PHINEAS LYMAN (1716-1774)
Born in Durham, Connecticut in 1716, Phineas Lyman graduated from Yale in 1738. He studied law in New Haven and was a tutor at Yale until his marriage and move to Suffield in 1742. He practiced law in Suffield and ran a law school which may have been the first in Connecticut. He was instrumental in the transfer of Suffield from Massachusetts to Connecticut in 1749. He held town offices, was a representative to the General Assembly, and a member of the Governorís Council.

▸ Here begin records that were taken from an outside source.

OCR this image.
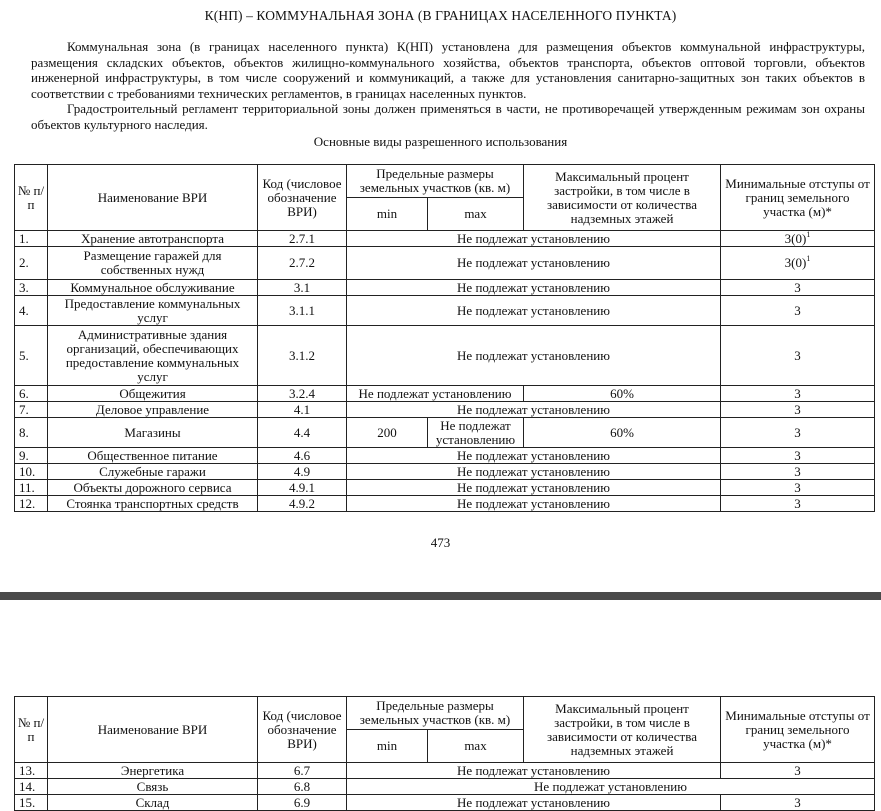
К(НП) – КОММУНАЛЬНАЯ ЗОНА (В ГРАНИЦАХ НАСЕЛЕННОГО ПУНКТА)

Коммунальная зона (в границах населенного пункта) К(НП) установлена для размещения объектов коммунальной инфраструктуры, размещения складских объектов, объектов жилищно-коммунального хозяйства, объектов транспорта, объектов оптовой торговли, объектов инженерной инфраструктуры, в том числе сооружений и коммуникаций, а также для установления санитарно-защитных зон таких объектов в соответствии с требованиями технических регламентов, в границах населенных пунктов.

Градостроительный регламент территориальной зоны должен применяться в части, не противоречащей утвержденным режимам зон охраны объектов культурного наследия.

Основные виды разрешенного использования
№ п/п	Наименование ВРИ	Код (числовое обозначение ВРИ)	Предельные размеры земельных участков (кв. м)		Максимальный процент застройки, в том числе в зависимости от количества надземных этажей	Минимальные отступы от границ земельного участка (м)*
			min	max		
1.	Хранение автотранспорта	2.7.1	Не подлежат установлению			$3(0)^1$
2.	Размещение гаражей для собственных нужд	2.7.2	Не подлежат установлению			$3(0)^1$
3.	Коммунальное обслуживание	3.1	Не подлежат установлению			3
4.	Предоставление коммунальных услуг	3.1.1	Не подлежат установлению			3
5.	Административные здания организаций, обеспечивающих предоставление коммунальных услуг	3.1.2	Не подлежат установлению			3
6.	Общежития	3.2.4	Не подлежат установлению		60%	3
7.	Деловое управление	4.1	Не подлежат установлению			3
8.	Магазины	4.4	200	Не подлежат установлению	60%	3
9.	Общественное питание	4.6	Не подлежат установлению			3
10.	Служебные гаражи	4.9	Не подлежат установлению			3
11.	Объекты дорожного сервиса	4.9.1	Не подлежат установлению			3
12.	Стоянка транспортных средств	4.9.2	Не подлежат установлению			3
473
№ п/п	Наименование ВРИ	Код (числовое обозначение ВРИ)	Предельные размеры земельных участков (кв. м)		Максимальный процент застройки, в том числе в зависимости от количества надземных этажей	Минимальные отступы от границ земельного участка (м)*
			min	max		
13.	Энергетика	6.7	Не подлежат установлению			3
14.	Связь	6.8	Не подлежат установлению			
15.	Склад	6.9	Не подлежат установлению			3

During the French and Indian War of 1755-1760, Lyman was a Major General in command of the Connecticut troops. For part of the time he was second in command of all American forces. He demonstrated exceptional military ability. In 1762 Britain was at war with Spain; Lyman commanded all the American troops in the successful assault at Havana.
At the Treaty of Paris in 1763, Britain acquired all Spanish lands east of the Mississippi River. On behalf of a group of war veterans, Phineas Lyman spent eight years in England seeking land grants in the new territory. He succeeded in obtaining a grant only for himself. In late 1773 Lyman, his son and 8 slaves left Suffield to establish a new home 380 miles up the Mississippi River in Natchez. There he died in 1774 before his wife and 5 children arrived, a sad conclusion to an eminent career.